The trial court concluded from the above and foregoing facts that, when W. 0. Pratt purchased said automobile from J. W. New-som, he took the same free from the mortgage held by Southwest Security Company. He also concluded, as a matter of law, that the mortgage introduced by plaintiff Southwest Security Company is insufficient to show ownership of said automobile in Joe Jacques, and that plaintiff is not entitled to a foreclosure of its mortgage, and that W. C. Pratt and Howard Graham are innocent purchasers for value without notice of plaintiff’s mortgage.
Those findings were not excepted to, and no attack is made upon them by any assignment of error.
We think disposition of this case is ruled by the doctrine of Rhea Mortgage Co. v. Lemmerman (Tex. Com. App.) 10 S.W.(2d) 690, 691, the facts being almost identical in both cases.
Paraphrasing the language of Judge Led-dy, who delivered the opinion in that case— there is no evidence ip the record, aside from the mortgage showing that Jacques was the owner of the car at the time he executed the mortgage under which plaintiff in error claims; the car was never licensed in the name of Jacques on the records of the county; the car was kept as part of Newsom’s stock, daily exposed for sale, and was never in the individual possession of Jacques.
As said by Judge Leddy in that case: "The overwhelming weight of authority establishes the rule that a mortgage on personal property made by one who is not the owner thereof, although placed of record, is not constructivo notice to any one dealing with the owner of the property.”

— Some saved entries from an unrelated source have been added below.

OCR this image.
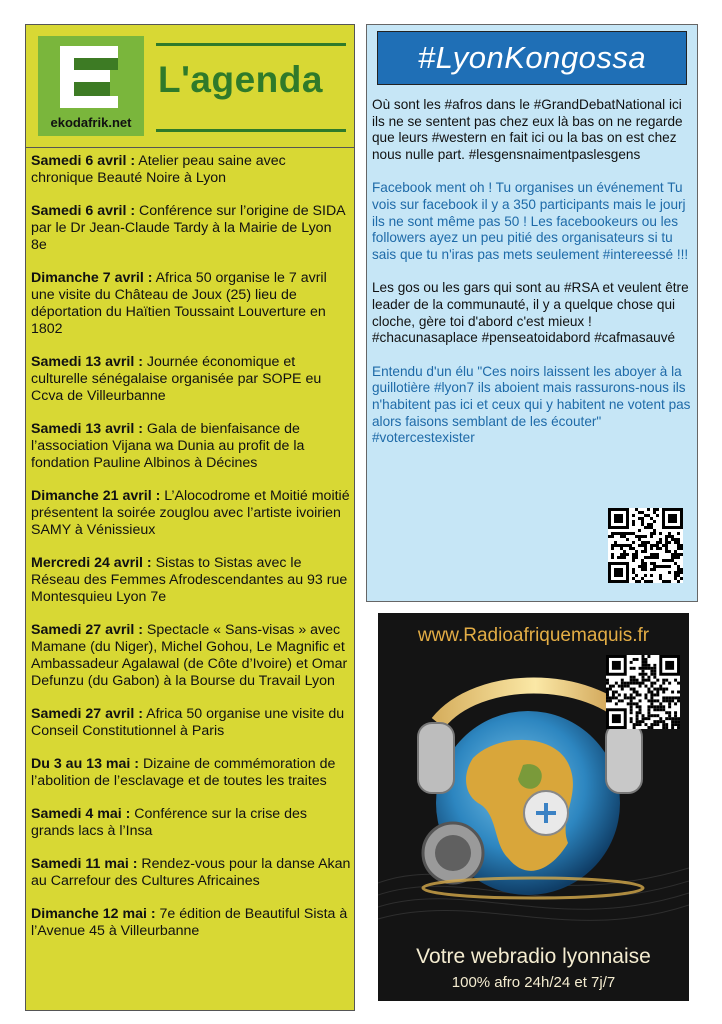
ekodafrik.net
L'agenda
Samedi 6 avril : Atelier peau saine avec chronique Beauté Noire à Lyon
Samedi 6 avril : Conférence sur l’origine de SIDA par le Dr Jean-Claude Tardy à la Mairie de Lyon 8e
Dimanche 7 avril : Africa 50 organise le 7 avril une visite du Château de Joux (25) lieu de déportation du Haïtien Toussaint Louverture en 1802
Samedi 13 avril : Journée économique et culturelle sénégalaise organisée par SOPE eu Ccva de Villeurbanne
Samedi 13 avril : Gala de bienfaisance de l’association Vijana wa Dunia au profit de la fondation Pauline Albinos à Décines
Dimanche 21 avril : L’Alocodrome et Moitié moitié présentent la soirée zouglou avec l’artiste ivoirien SAMY à Vénissieux
Mercredi 24 avril : Sistas to Sistas avec le Réseau des Femmes Afrodescendantes au 93 rue Montesquieu Lyon 7e
Samedi 27 avril : Spectacle « Sans-visas » avec Mamane (du Niger), Michel Gohou, Le Magnific et Ambassadeur Agalawal (de Côte d’Ivoire) et Omar Defunzu (du Gabon) à la Bourse du Travail Lyon
Samedi 27 avril : Africa 50 organise une visite du Conseil Constitutionnel à Paris
Du 3 au 13 mai : Dizaine de commémoration de l’abolition de l’esclavage et de toutes les traites
Samedi 4 mai : Conférence sur la crise des grands lacs à l’Insa
Samedi 11 mai : Rendez-vous pour la danse Akan au Carrefour des Cultures Africaines
Dimanche 12 mai : 7e édition de Beautiful Sista à l’Avenue 45 à Villeurbanne
#LyonKongossa
Où sont les #afros dans le #GrandDebatNational ici ils ne se sentent pas chez eux là bas on ne regarde que leurs #western en fait ici ou la bas on est chez nous nulle part. #lesgensnaimentpaslesgens
Facebook ment oh ! Tu organises un événement Tu vois sur facebook il y a 350 participants mais le jourj ils ne sont même pas 50 ! Les facebookeurs ou les followers ayez un peu pitié des organisateurs si tu sais que tu n'iras pas mets seulement #intereessé !!!
Les gos ou les gars qui sont au #RSA et veulent être leader de la communauté, il y a quelque chose qui cloche, gère toi d'abord c'est mieux ! #chacunasaplace #penseatoidabord #cafmasauvé
Entendu d'un élu "Ces noirs laissent les aboyer à la guillotière #lyon7 ils aboient mais rassurons-nous ils n'habitent pas ici et ceux qui y habitent ne votent pas alors faisons semblant de les écouter" #votercestexister
www.Radioafriquemaquis.fr
Votre webradio lyonnaise
100% afro 24h/24 et 7j/7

Here, as in that ease, there is no evidence in the record, aside from the mortgage, showing that the mortgagor was the owner of the car at the time he executed the mortgage; he held no bill of sale to 'himself, the car was never licensed in his name on the records of the county, and possession remained in Newsom, who conveyed to Pratt and Pratt to Graham.
It is claimed that the opinion of the Court of Civil Appeals conflicts with that of the Commission of Appeals, in Hennessy v. Automobile Owners’ Ins. Ass’n, 282 S. W. 791, 46 A. L. R. 521. We think not.
In that case, there was an actual sale to Hennessy with surrender of possession to him, though no bill of sale was delivered; Hennessy sold to Ohisholm and surrendered possession to the latter, but gave no bill of sale. Hennessy retained a mortgage on the automobile in question to secure payment of the notes executed to him by Ohisholm in payment for same. After the sale to Chisholm, the Automobile Owners’ Insurance Association issued its insurance policy against fire and theft, payable to Hennessy, mortgagee, as his interest might appear. After the issuance of the policy, and while same was in full force and effect, the car was stolen and destroyed by fire. The association refused to make payment under the policy on the ground that neither Hennessy nor Chisholm had a bill of sale to the destroyed car, and therefore that they acquired no title thereto. Judge Bishop simply held that such a sale, without a bill of sale being given, is not void, and that Hennessy had an insurable interest in the property insured, recoverable under the insurance policy issued to him. The facts in the two cases are entirely different in our opinion.
Believing that a correct conclusion was reached by the trial court and the Court of Civil Appeals, we recommend that their judgments be affirmed.
Judgments of the district court and Court of Civil Appeals are both affirmed, as recommended .by .the Commission of Appeals.